This is one of those stories you read and you wonder if it is possible it will make some child feel that their life is not so hard, that at least there is someone out there dealt a worse hand than them. But feeling this way does not make it any easier to read. In that way, it reminded me of My Cousin’s Keeper. It also makes me torn. Do I want my admittedly privileged and happily fearless girls to read a book like this, to help them understand how much they have, and to, hopefully, gain some empathy for those less fortunate? Perhaps it would help them look at the bedraggled, unkempt and uncared for kid at school a little differently? Or do I worry that a story like this will make them fearful that something as crazy and complicated could happen to them? I remember, as one of five kids, how we sometimes worried we would be left behind somewhere and have to find our own way home. Now, granted, this story makes that worry seem trivial, because the parent who leaves Liberty and her young sister Billie behind did not do it unintentionally.

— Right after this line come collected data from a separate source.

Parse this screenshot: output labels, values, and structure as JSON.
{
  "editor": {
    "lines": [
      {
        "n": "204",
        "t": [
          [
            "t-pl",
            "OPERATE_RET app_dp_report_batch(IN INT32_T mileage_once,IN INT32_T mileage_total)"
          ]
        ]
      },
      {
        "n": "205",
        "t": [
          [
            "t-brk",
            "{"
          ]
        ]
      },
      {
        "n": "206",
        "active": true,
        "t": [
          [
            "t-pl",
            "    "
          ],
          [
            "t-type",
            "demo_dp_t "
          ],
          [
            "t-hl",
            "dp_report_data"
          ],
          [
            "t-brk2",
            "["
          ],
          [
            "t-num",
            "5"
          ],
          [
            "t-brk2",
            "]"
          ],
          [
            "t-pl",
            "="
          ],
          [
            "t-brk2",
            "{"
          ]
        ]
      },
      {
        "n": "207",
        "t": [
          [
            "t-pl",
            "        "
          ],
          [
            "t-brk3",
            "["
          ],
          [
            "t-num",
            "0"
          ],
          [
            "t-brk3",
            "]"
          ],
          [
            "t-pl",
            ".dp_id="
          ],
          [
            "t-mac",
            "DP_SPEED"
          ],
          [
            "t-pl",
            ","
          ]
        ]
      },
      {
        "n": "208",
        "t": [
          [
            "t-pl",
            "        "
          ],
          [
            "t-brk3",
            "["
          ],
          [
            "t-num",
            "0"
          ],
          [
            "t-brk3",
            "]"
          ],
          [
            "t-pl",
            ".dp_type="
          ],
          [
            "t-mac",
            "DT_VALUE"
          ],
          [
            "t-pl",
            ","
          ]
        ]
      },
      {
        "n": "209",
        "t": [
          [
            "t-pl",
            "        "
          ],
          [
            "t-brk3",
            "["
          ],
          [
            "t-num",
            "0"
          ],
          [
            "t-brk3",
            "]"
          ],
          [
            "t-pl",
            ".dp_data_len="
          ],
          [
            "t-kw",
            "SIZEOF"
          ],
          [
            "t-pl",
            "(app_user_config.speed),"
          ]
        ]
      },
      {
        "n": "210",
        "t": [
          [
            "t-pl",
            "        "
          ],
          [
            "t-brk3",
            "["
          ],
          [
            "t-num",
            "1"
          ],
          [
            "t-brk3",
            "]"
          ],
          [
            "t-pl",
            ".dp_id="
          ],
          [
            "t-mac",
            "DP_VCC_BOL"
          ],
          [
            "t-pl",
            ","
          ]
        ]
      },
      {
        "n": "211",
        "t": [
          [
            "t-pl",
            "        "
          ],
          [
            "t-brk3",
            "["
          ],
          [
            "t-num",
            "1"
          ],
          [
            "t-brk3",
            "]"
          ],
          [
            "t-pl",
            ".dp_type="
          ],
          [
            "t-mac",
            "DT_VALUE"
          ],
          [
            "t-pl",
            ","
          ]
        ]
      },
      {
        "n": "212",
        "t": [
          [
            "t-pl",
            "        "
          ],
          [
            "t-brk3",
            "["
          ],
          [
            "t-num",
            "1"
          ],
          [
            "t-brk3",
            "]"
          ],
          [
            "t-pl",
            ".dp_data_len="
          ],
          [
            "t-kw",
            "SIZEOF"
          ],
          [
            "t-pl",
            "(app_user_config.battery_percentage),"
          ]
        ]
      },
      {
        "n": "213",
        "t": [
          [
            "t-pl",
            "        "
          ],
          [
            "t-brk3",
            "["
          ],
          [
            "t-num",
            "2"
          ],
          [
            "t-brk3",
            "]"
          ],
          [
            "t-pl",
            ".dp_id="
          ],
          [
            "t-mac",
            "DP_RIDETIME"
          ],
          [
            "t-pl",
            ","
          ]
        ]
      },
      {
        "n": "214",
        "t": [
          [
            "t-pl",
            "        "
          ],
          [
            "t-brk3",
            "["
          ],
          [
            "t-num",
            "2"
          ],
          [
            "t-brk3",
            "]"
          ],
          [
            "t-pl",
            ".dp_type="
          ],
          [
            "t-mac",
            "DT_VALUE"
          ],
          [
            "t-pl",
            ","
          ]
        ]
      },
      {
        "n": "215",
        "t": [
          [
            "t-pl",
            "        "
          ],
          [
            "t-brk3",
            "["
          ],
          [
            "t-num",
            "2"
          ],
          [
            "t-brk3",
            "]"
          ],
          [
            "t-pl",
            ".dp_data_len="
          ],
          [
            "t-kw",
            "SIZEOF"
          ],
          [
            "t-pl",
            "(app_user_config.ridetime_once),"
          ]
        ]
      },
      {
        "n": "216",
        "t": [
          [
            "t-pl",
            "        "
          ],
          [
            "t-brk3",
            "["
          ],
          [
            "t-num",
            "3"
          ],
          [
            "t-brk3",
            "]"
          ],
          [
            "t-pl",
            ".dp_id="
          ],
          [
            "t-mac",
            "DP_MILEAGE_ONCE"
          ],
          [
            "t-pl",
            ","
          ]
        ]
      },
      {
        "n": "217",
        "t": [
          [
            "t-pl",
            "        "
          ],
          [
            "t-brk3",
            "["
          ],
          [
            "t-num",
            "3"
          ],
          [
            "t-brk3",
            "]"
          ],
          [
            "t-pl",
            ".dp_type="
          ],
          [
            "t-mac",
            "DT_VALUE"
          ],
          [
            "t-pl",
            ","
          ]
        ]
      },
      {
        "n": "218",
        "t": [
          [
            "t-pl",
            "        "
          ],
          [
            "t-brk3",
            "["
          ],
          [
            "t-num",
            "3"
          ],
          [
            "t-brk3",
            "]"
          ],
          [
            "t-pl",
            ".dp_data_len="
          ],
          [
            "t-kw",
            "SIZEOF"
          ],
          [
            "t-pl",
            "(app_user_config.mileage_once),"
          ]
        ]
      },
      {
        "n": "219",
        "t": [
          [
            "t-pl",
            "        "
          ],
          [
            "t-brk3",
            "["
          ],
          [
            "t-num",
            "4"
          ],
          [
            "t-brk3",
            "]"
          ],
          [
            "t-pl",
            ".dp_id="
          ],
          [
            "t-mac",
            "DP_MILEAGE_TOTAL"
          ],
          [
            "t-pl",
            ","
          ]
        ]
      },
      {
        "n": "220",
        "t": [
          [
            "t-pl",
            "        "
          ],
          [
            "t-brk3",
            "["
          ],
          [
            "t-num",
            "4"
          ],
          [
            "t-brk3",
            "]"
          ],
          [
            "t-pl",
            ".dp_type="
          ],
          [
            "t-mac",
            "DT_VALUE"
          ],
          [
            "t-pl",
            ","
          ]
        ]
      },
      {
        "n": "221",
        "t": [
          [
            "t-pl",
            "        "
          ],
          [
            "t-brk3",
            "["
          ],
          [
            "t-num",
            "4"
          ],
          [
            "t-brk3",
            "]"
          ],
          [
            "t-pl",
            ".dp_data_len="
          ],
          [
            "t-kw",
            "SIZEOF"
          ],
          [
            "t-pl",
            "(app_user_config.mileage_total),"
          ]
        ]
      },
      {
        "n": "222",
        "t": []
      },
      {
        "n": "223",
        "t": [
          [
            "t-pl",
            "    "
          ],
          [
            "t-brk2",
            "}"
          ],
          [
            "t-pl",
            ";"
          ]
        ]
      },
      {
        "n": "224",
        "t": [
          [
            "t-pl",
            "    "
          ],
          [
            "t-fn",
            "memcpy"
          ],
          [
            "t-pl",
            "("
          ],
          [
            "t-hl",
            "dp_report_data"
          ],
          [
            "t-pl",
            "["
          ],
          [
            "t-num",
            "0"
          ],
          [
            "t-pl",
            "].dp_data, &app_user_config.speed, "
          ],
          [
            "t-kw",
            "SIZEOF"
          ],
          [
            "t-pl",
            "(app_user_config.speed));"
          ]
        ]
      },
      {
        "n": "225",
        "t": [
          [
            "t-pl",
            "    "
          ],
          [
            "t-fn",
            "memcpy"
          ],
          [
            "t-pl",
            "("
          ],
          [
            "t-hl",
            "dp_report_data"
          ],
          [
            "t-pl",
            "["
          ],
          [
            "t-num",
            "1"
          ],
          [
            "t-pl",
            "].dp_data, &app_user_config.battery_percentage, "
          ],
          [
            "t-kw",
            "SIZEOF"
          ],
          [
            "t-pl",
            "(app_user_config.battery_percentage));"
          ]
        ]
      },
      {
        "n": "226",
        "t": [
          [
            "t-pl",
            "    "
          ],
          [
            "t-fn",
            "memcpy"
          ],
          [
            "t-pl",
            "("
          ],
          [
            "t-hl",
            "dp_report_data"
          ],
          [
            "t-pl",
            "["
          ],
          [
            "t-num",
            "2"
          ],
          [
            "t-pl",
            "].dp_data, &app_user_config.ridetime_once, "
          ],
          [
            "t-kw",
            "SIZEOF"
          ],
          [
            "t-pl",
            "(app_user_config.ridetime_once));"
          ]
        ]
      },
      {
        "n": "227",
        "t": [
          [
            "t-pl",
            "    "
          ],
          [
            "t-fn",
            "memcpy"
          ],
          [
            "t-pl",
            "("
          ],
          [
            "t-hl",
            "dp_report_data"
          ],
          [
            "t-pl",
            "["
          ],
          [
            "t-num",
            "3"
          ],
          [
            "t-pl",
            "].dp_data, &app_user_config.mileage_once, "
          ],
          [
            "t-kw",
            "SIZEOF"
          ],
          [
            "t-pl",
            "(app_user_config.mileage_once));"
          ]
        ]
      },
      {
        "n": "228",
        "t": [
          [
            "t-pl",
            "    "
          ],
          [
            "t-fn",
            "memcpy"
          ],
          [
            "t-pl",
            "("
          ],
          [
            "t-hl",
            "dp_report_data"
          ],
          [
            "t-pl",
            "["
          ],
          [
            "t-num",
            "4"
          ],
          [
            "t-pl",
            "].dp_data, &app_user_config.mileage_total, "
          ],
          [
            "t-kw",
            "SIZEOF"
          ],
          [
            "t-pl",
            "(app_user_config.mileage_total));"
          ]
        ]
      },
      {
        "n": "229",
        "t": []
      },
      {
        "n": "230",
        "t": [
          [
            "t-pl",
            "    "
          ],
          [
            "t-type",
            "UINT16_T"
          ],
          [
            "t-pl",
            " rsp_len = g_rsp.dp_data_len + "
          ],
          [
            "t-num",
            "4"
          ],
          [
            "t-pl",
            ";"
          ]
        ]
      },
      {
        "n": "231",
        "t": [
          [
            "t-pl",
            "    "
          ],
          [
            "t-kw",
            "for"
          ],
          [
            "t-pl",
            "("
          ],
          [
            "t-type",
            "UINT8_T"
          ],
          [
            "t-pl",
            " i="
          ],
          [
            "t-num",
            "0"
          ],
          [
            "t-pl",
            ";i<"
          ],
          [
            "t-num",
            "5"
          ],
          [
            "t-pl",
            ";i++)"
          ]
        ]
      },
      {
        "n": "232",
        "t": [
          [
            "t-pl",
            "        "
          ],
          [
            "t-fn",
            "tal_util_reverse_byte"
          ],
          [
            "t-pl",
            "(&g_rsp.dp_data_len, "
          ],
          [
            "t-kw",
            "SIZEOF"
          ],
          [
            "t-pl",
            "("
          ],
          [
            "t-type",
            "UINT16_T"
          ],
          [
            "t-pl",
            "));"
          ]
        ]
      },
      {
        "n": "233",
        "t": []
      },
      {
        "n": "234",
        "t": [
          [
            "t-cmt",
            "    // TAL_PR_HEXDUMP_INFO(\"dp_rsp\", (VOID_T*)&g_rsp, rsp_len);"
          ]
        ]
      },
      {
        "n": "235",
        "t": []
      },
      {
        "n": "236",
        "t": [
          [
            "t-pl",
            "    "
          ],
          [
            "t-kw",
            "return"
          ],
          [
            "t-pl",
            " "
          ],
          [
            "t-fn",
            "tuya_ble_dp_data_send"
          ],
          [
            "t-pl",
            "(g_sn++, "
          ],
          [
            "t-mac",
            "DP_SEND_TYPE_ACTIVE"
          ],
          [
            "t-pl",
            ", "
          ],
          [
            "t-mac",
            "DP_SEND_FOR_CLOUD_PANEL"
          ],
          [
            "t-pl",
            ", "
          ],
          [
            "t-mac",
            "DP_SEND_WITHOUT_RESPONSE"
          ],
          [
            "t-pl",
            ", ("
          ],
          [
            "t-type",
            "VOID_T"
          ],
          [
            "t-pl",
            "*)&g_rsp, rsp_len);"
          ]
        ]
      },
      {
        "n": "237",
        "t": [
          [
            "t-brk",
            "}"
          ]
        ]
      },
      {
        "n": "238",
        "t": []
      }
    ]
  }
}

There is a lot to consider in this book, and it broaches topics not often seen in middle grade stories. Right off the bat there is death and the resulting tremendous change, with seemingly promising new beginnings. But later, there is mental illness (handled in gentler terms), bullying on a brutal scale, and adjusting your point of view for some not so typical characters. The author has written a moving, heartbreaking story, and created some memorable characters in the process.
So yes, I am glad I read this book and I would certainly recommend it to others, especially anyone trying to raise an aware, empathetic and brave child in these unpredictable times. And yes, that means mine as well…from my to-read pile to theirs. Happy New Year.